Multi object tracking class

Perform multi object tracking and use a custom function for tracked objects

MOT arguments:

  • mot_cfg - configuration dictionary for MOT (tamplate below)
mot_cfg = {
    'od_classes':'SPECIFY',       # Object detection algorithm classes path
    'od_algo':'yolo',
    'od_wpath':'SPECIFY',         # Object detection algorithm weights path
    'od_cpath':'SPECIFY',         # Object detection algorithm config path
    'od_nms_thr':0.4,
    'od_conf_thr':0.5,
    'od_img_size':416,
    'od_cuda':True,
    't_classes':'SPECIFY',        # List of classes to track
    't_algo':'deepsort',
    't_cuda':True,
    't_metric':'cosine',
    't_max_cosine_distance':0.2,
    't_budget':100,
    't_max_iou_distance':0.7,
    't_max_age':70,
    't_n_init':3
}

MOT methods:

  • detect_objects - detect object from a frame
  • track_objects - perform a tracking update on frame

Algorithms

Currently available object detection algorithms:

  • YOLOv3
  • YOLOv4

Currently available tracking algorithms:

  • DeepSORT

Installation

To use the package torch, torchvision and opencv must be also installed.

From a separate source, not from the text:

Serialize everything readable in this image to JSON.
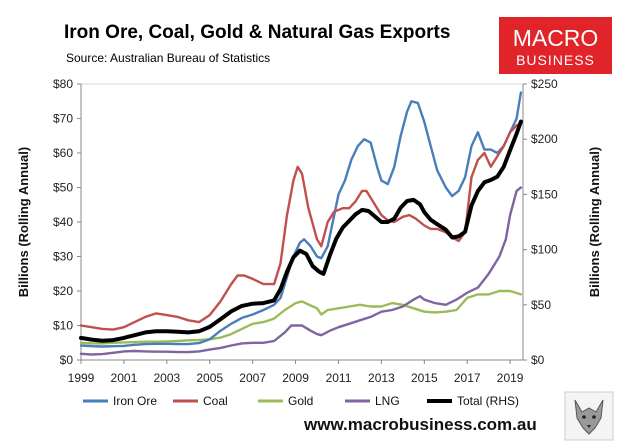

Note: It is recommended to use opencv compiled with CUDA support, because algorithms that use opencv's darknet backend like YOLOv3/v4 run an order of magnitude faster on a GPU.

pip install pymot

Usage

Without a custom function for tracked objects
from pymot.mot import MOT
import cv2

mot_tracker = MOT(mot_cfg)

cap = cv2.VideoCapture(0)

while True:
    ret, frame = cap.read()
    if not ret:
        break

    if cv2.waitKey(1) & 0xFF == ord("q"):
        cap.release()
        cv2.destroyAllWindows()
        break

    tracked_ojb_info, frame_with_bboxes, _ = mot_tracker.track_objects(frame)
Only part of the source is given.